Müşriklerin Kur'an ve Peygamber'e karşı uydurdukları sözler arasında "O şairdir", "O kahindir" ithamları da bulunuyordu. Bunları yüzeysel bir şüphenin etkisi ile söylüyorlardı ki; dayanakları, bu sözün yapısı açısından insan sözünden üstün olmasıydı. Sanılarına göre şairin cinlerden bir yol göstericisi olur ona üstün sözü o getirirdi. Kahin de onun gibi, cinlerle ilişki kuran kişiydi. Ki onlara gizli olan bilgiyi cinler ulaştırıyorlardı. Bu, Kur'an ve peygamberliğin yapısı ile şairliğin ve kâhinliğin yapısının çok az irdelenmesi ile ortadan kalkacak bir şüphedir...

Şiirde üstün akılcılığa dayanan, güzel tasvir ve çağrışımlara yer veren melodik dokunuşlar elbette vardır. Fakat o, asla Kur'an'a benzemez, uyumluluk göstermez. Zira aralarında köklü farklılıklar vardır. Kur'an değişmez gerçeklere dayanan, bütünsel bir bakış açısı getiren, Allah'ın Rabb lığı düşüncesinden doğan, evrene ve hayata hükmeden olağanüstü bir sistem getirmiştir.

Şiir ise coşkun hislerden ve duygusal varyasyonlardan ibarettir. Hayata hiçbir zaman belirli bakış açısı getirmiş değildir. Şiir, kızgınlık, üzüntü, içe kapanıklık sevgi ve nefret gibi psikolojik hallere göre etkilenir ve sonuçta da değişken bakış açılarını dile getirir.
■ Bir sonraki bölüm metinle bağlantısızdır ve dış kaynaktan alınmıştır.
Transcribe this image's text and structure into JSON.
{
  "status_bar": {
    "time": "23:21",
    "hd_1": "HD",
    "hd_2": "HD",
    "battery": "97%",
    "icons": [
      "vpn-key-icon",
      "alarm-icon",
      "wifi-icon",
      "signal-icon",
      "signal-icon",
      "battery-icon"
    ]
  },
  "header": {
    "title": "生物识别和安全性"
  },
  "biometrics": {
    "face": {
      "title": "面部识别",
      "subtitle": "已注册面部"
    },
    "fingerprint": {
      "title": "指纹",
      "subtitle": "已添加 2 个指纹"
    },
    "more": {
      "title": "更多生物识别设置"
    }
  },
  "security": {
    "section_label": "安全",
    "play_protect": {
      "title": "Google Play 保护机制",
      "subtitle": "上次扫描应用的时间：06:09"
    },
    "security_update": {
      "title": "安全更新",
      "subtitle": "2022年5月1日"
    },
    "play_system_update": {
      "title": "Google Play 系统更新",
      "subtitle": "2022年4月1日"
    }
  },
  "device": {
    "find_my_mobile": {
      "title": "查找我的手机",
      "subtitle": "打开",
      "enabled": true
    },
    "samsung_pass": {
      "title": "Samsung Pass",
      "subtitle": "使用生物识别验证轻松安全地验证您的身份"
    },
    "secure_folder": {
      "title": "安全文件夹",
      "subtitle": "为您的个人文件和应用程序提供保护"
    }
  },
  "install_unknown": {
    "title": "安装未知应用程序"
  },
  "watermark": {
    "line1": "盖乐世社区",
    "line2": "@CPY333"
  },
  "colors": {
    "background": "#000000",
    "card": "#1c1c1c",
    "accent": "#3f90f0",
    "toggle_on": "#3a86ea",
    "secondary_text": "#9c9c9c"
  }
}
Bu noktadan hareketle Kur'an düşünce sistemini ortaya koymuş, bütününü ve parçalarını yalnızca ilahi kaynaktan aldığını belirtmişti. Bu düşünce sisteminin tüm parçaları onun insan ürünü olmadığını ifade eder. insan yapısı, bunun gibi eksiksiz evrensel bir düşünce kompleksini ortaya koymaya müsait değildir. Ondan önce de sonra da insanlar onun benzeri bir sistem ortaya koymamışlardır. insanlığın, evrenin oluşumu ve işleyişi konusunda ortaya attığı; bu konuda felsefe, şiir ve diğer düşünce ekollerinde de yer alan düşüncelerin hepsi gözler önünde ve yazılı olarak bulunmaktadır. Bunlar ile Kur'an'ın düşünce sistemi arasında bir karşılaştırma yapıldığında, bu sistemin apayrı bir kaynaktan doğduğu ortaya çıkar. Onun, tüm insani çıkarımlarının üstünde eşsiz bir yapıya sahip olduğu farkedilir...


"Şüphesiz o şerefli bir elçinin sözüdür. Kuvvet sahibidir. Arş sahibi Allah katında yücedir. Orada kendisine itaat edilir, güvenilir: '

Şüphesiz bu Kur'an ve ahiret günü bu şekilde tanıtılması değerli bir elçinin sözüdür. Bu elçi Cebrail'dir. Kur'an'ı taşıyor ve O'nu tebliğ ediyor. Bu Kur'an'ı O getirip tebliğ ettiği için onun sözü olmuştur.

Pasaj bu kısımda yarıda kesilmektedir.